By Joan Fontrodona

Case Dreyfus. Picture by Henri Meyer on the cover of Petit Journal of 23 december 1895.
Case Dreyfus. Petit Journal, 23 december 1895.

Everyone has a right to his or her own good name and reputation. This is true because all human beings possess innate dignity that goes beyond our personal histories of success and failure, and our ethical or unethical actions.

But why is it so difficult to put this fundamental principle of social coexistence into practice, even when it seems to be very clear on a theoretical level? Every time a public figure is singled out for some allegedly unethical behaviour it is in all the headlines and attracts everyone’s attention. Sadly, we see this happening every day. Does freedom of expression justify the violation of people’s right to their own good name?

There are three ethically reprehensible actions that damage the right to reputation: gossip, defamation and slander.

  • Gossip consists of speaking ill of someone who is not present about matters that both the speaker and the listener are aware of and need not mention. It’s that all-too-common experience of being at a gathering where you don’t want to be the first to leave because you know that, as soon as you do, everyone else will start talking about you. And you can be sure they won’t be saying good things.
  • Defamation consists of speaking ill of someone who is not present. However, in this case, the listeners are not aware of the bad things and there is no need to inform them, even if these things are true.
  • Slander adds yet another level of seriousness, as it consists of telling falsehoods about someone who is not present in order to cause harm. How many times are news items published that are later shown to be false or biased? The scandal is usually splashed all over the front page, but the correction, if it is ever run, appears in some obscure place. The result is a destroyed reputation.

Even thieves have a right to their own good name,
without going to the extreme of being naive.

British tabloids, by Bobbie Johnson
British tabloids, by Bobbie Johnson

The right to reputation protects this important personal condition and there must be very serious reasons to violate it. At times there is no way to avoid it, such as when it is in the public interest and sufficient evidence is available. In this case, a specific unethical act can be made public and consequently damage the honor of the person who did it. But this should not be the default approach. Ultimately, the principle that “even thieves have a right to their own good name” should prevail over the principle that “if you throw enough mud, some of it will stick.”

This attitude is still compatible with setting up measures to ensure that unethical acts are not committed and that those who commit wrongdoings pay for them. Let’s look at the problem from the opposite perspective. The fact that someone has committed an unethical act does not give anyone the right to discredit that person for the rest of his/her life, regardless of whether he/she is a public figure or an ordinary citizen. Finding a balance between these two stances requires an uncommon degree of rectitude and ethical sophistication.

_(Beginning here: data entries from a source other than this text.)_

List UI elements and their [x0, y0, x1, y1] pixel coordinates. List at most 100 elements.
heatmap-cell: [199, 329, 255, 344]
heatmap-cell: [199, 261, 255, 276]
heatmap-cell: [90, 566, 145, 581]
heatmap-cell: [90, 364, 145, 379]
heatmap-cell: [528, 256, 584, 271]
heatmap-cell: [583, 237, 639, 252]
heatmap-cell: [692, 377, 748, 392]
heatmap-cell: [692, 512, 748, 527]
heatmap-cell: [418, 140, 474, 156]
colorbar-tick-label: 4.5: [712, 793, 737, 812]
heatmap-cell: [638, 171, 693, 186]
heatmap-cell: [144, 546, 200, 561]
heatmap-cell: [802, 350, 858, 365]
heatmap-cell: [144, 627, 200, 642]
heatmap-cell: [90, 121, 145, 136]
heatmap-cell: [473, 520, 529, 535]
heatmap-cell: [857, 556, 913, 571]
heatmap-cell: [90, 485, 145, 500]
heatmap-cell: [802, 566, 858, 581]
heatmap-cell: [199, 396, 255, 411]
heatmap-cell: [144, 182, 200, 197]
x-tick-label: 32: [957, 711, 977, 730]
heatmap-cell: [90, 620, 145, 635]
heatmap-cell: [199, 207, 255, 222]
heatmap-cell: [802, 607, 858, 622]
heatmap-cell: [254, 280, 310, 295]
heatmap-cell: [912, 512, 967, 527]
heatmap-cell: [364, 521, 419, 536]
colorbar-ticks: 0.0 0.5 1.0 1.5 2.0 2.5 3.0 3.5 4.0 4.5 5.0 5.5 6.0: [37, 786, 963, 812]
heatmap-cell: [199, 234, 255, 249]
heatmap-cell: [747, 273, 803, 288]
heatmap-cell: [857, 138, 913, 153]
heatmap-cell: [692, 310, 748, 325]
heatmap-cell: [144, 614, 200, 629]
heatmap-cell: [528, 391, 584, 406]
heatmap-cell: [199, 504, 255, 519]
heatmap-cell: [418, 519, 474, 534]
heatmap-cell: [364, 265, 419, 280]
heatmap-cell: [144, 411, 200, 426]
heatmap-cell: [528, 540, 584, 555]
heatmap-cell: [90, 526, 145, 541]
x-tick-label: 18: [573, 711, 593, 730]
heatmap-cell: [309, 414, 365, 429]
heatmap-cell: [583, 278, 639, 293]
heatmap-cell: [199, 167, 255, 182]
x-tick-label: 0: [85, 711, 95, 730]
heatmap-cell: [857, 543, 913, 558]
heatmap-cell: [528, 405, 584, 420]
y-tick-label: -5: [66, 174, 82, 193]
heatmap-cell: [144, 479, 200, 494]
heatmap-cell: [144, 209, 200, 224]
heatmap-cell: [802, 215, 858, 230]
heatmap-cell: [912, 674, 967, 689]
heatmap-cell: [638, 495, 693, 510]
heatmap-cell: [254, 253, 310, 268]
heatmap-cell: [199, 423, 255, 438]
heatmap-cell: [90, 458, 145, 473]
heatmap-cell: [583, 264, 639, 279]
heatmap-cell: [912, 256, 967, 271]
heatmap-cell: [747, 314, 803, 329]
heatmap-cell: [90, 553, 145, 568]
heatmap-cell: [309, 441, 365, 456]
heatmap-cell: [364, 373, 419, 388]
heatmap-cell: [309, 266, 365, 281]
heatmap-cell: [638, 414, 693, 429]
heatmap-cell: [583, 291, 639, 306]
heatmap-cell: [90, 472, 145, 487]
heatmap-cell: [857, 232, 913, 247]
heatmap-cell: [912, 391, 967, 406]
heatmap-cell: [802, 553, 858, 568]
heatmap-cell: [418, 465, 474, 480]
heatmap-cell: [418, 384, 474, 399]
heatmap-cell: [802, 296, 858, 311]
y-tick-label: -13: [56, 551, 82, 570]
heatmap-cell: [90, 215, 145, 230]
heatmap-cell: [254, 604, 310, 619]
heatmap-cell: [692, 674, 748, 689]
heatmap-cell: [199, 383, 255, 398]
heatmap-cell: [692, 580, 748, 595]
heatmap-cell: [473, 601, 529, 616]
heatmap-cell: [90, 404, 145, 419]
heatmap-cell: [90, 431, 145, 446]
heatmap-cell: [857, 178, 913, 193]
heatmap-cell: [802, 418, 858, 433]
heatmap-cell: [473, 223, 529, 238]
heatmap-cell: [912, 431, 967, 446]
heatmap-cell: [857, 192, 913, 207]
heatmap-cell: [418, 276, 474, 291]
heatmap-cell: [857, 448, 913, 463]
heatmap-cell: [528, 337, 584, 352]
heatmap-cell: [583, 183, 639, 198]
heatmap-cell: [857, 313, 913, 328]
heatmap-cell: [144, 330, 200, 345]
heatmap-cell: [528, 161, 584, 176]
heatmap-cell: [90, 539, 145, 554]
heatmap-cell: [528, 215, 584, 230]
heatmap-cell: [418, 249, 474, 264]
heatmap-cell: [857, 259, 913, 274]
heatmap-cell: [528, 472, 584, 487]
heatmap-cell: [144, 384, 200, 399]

Three principles for respecting the right to someone’s good name

There are three criteria that can help you respect people’s reputations. They can be applied to anyone, including families, business and politicians:

  1. If you don’t have anything nice to say, don’t say anything at all. There’s a very practical way to determine this: “If the person in question heard or read what you are saying about him/her, would he/she feel comfortable?” We have all experienced unfortunate emails that wind up in the inbox of the people they mention.
  2. When you have to judge someone, try to be fair. Sometimes you have no other choice but to make a judgment about someone’s behavior and to share that judgment with others. When you make a list of negative things, you should also have the tact to make a list of positive things .
  3. The ability to forgive or forget. Remember that nobody is perfect and that we can all make mistakes. Forgetting is not as noble as forgiving, but can be just as effective . Some things are better off forgotten. It makes no sense to focus on a list of wrongdoings or continue harping on someone for the same things. We all have the right to start over again and not carry the weight of the past on our shoulders . Moreover, new technologies allow things that happened in the past to be perpetually available on line in a format that is infinitely more accessible than old newspaper archives, thus doing away with the so-called right to be forgotten.

You might think that respect for people’s good name makes society “less fun,” but it certainly contributes to creating a more respectful environment.